1Department of Neurology, Justus-Liebig University, Klinikstraße 33, 35392 Giessen, Germany
2Department of Psychiatry, Cognitive Laboratory Justus-Liebig University, Am Steg 22, 35385 Giessen, Germany
3Neurologisches Rehabilitationszentrum, HELIOS Klinik Zihlschlacht AG, Hauptstrße 2-4, 8588 Zihlschlacht, Switzerland
4Department of Orthopedic Surgery, Klinikum Osnabrück, Am Finkenhügel 1, 49076 Osnabrück, Germany

Received 1 April 2012; Revised 19 June 2012; Accepted 3 July 2012

Academic Editor: Alice Nieuwboer

Copyright © 2012 I. Reuter et al. This is an open access article distributed under the Creative Commons Attribution License, which permits unrestricted use, distribution, and reproduction in any medium, provided the original work is properly cited.
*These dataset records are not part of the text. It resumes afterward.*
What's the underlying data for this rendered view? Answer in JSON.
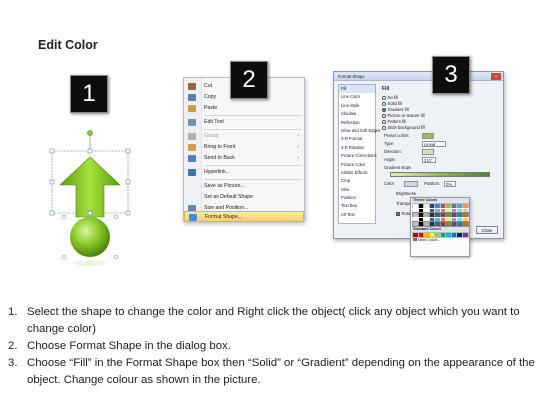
{
  "heading": "Edit Color",
  "badges": [
    "1",
    "2",
    "3"
  ],
  "shape": {
    "color": "#7ec21a",
    "dark": "#4b8a0c",
    "light": "#c4ef6a"
  },
  "context_menu": {
    "items": [
      {
        "label": "Cut",
        "icon": "scissors-icon",
        "color": "#8a6d3b",
        "disabled": false
      },
      {
        "label": "Copy",
        "icon": "copy-icon",
        "color": "#5e80b3",
        "disabled": false
      },
      {
        "label": "Paste",
        "icon": "paste-icon",
        "color": "#c89b3c",
        "disabled": false
      },
      {
        "label": "Edit Text",
        "icon": "edit-text-icon",
        "color": "#7a8fa8",
        "disabled": false
      },
      {
        "label": "Group",
        "icon": "group-icon",
        "color": "#b0b0b0",
        "disabled": true,
        "submenu": true
      },
      {
        "label": "Bring to Front",
        "icon": "bring-front-icon",
        "color": "#d2a040",
        "disabled": false,
        "submenu": true
      },
      {
        "label": "Send to Back",
        "icon": "send-back-icon",
        "color": "#4f7fbf",
        "disabled": false,
        "submenu": true
      },
      {
        "label": "Hyperlink...",
        "icon": "hyperlink-icon",
        "color": "#3a73b6",
        "disabled": false
      },
      {
        "label": "Save as Picture...",
        "icon": "",
        "color": "",
        "disabled": false
      },
      {
        "label": "Set as Default Shape",
        "icon": "",
        "color": "",
        "disabled": false
      },
      {
        "label": "Size and Position...",
        "icon": "size-position-icon",
        "color": "#6d86a6",
        "disabled": false
      },
      {
        "label": "Format Shape...",
        "icon": "format-shape-icon",
        "color": "#4a8ad8",
        "disabled": false
      }
    ]
  },
  "dialog": {
    "title": "Format Shape",
    "nav": [
      "Fill",
      "Line Color",
      "Line Style",
      "Shadow",
      "Reflection",
      "Glow and Soft Edges",
      "3-D Format",
      "3-D Rotation",
      "Picture Corrections",
      "Picture Color",
      "Artistic Effects",
      "Crop",
      "Size",
      "Position",
      "Text Box",
      "Alt Text"
    ],
    "pane_title": "Fill",
    "fill_options": [
      "No fill",
      "Solid fill",
      "Gradient fill",
      "Picture or texture fill",
      "Pattern fill",
      "Slide background fill"
    ],
    "fields": [
      "Preset colors:",
      "Type:",
      "Direction:",
      "Angle:",
      "Gradient stops"
    ],
    "type_value": "Linear",
    "angle_value": "210°",
    "color_label": "Color",
    "position_label": "Position:",
    "position_value": "0%",
    "brightness_label": "Brightness",
    "transparency_label": "Transparency",
    "rotate_label": "Rotate with shape",
    "close_label": "Close",
    "gradient_stop_color": "#8fbf2a"
  },
  "palette": {
    "theme_header": "Theme Colors",
    "standard_header": "Standard Colors",
    "more_label": "More Colors...",
    "theme_colors": [
      "#ffffff",
      "#000000",
      "#eeece1",
      "#1f497d",
      "#4f81bd",
      "#c0504d",
      "#9bbb59",
      "#8064a2",
      "#4bacc6",
      "#f79646"
    ],
    "standard_colors": [
      "#c00000",
      "#ff0000",
      "#ffc000",
      "#ffff00",
      "#92d050",
      "#00b050",
      "#00b0f0",
      "#0070c0",
      "#002060",
      "#7030a0"
    ]
  },
  "steps": [
    {
      "num": "1.",
      "text": "Select the shape to change the color and Right click the object( click any object which you want to change color)"
    },
    {
      "num": "2.",
      "text": "Choose Format Shape in the dialog box."
    },
    {
      "num": "3.",
      "text": "Choose “Fill” in the Format Shape box then “Solid” or “Gradient” depending on the appearance of the object. Change colour as shown in the picture."
    }
  ]
}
Mild cognitive impairment, especially executive dysfunction might occur early in the course of Parkinson's disease. Cognitive training is thought to improve cognitive performance. However, transfer of improvements achieved in paper and pencil tests into daily life has been difficult. The aim of the current study was to investigate whether a multimodal cognitive rehabilitation programme including physical exercises might be more successful than cognitive training programmes without motor training. 240 PD-patients were included in the study and randomly allocated to three treatment arms, group A cognitive training, group B cognitive training and transfer training and group C cognitive training, transfer training and psychomotor and endurance training. The primary outcome measure was the ADAS-Cog. The secondary outcome measure was the SCOPA-Cog. Training was conducted for 4 weeks on a rehabilitation unit, followed by 6 months training at home. Caregivers received an education programme. The combination of cognitive training using paper and pencil and the computer, transfer training and physical training seems to have the greatest effect on cognitive function. Thus, patients of group C showed the greatest improvement on the ADAS-Cog and SCOPA-COG and were more likely to continue with the training programme after the study.